Daniel O'Mahony

Personal information
- Native name: Donal O'Mathuna (Irish)
- Born: 2000 (age 25–26) Knocknagree, County Cork, Ireland
- Occupation: Accountant^{[citation needed]}
- Height: 6 ft 1 in (185 cm)

Sport
- Sport: Gaelic Football
- Position: Full-back

Club
- Years: Club
- Knocknagree

Club titles
- Cork titles: 0

College
- Years: College
- 2019-2023: University College Cork

College titles
- Sigerson titles: 1

Inter-county*
- Years: County / Apps (scores)
- 2020 - present: Cork / 1 (0-01)

Inter-county titles
- Munster titles: 0
- All-Irelands: 0
- NFL: 0
- All Stars: 0
- *Inter County team apps and scores correct as of 12:30, 03 May 2024.

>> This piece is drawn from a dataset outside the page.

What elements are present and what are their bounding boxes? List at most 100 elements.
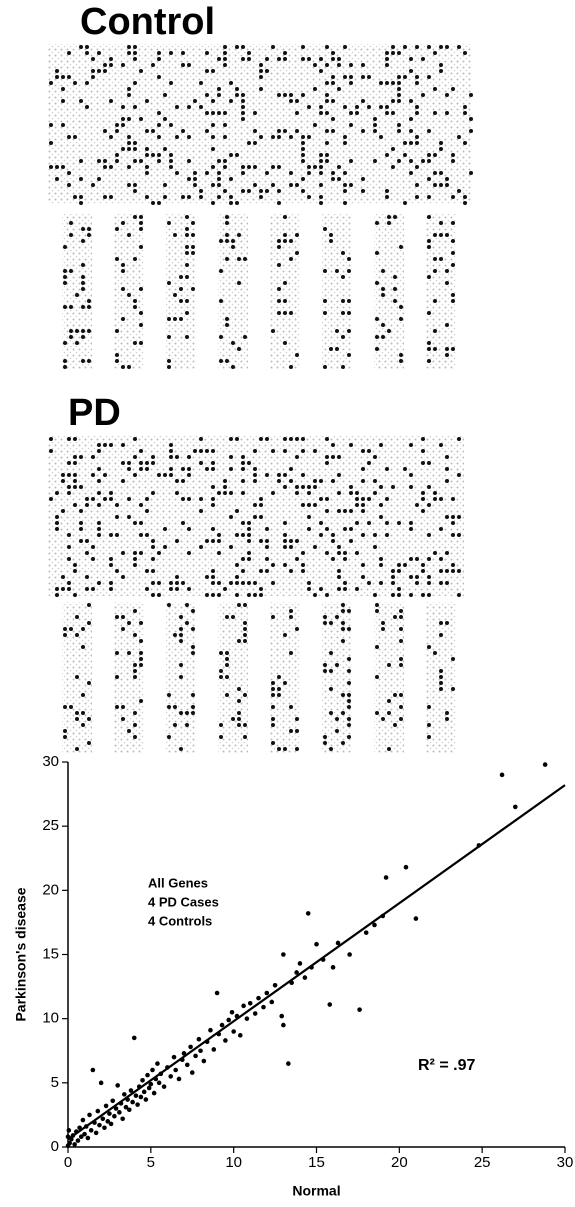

= Daniel O'Mahony (Gaelic footballer) =

Irish Gaelic footballer

Daniel O'Mahony (born 2000) is an Irish Gaelic footballer. At club level he plays with Knocknagree and at inter-county level with the Cork senior football team.

== Career ==

As a child, O'Mahony played at juvenile and underage levels with Knocknagree GAA Club. After making his senior team debut in 2018, he was part of the club's Cork Intermediate and Premier Intermediate Championship victories in 2019 and 2021.

O'Mahony won the 2023 Sigerson Cup with UCC, and was subsequently named both on the 2023 "Sigerson Team of the Year" and won the overall Sigerson "Player of the Year" award for 2023.

O'Mahony made his Senior intercounty debut for the Cork Senior football team against Kildare in 2020. Since then, he has played at full-back for the Cork Senior football team.

== Personal life ==
O'Mahony's maternal uncle is former Kerry senior footballer Aidan O'Mahony. This led him to don the Kerry jersey in support during his uncle's playing years with Kerry.

Prior to playing Gaelic football, he played rugby.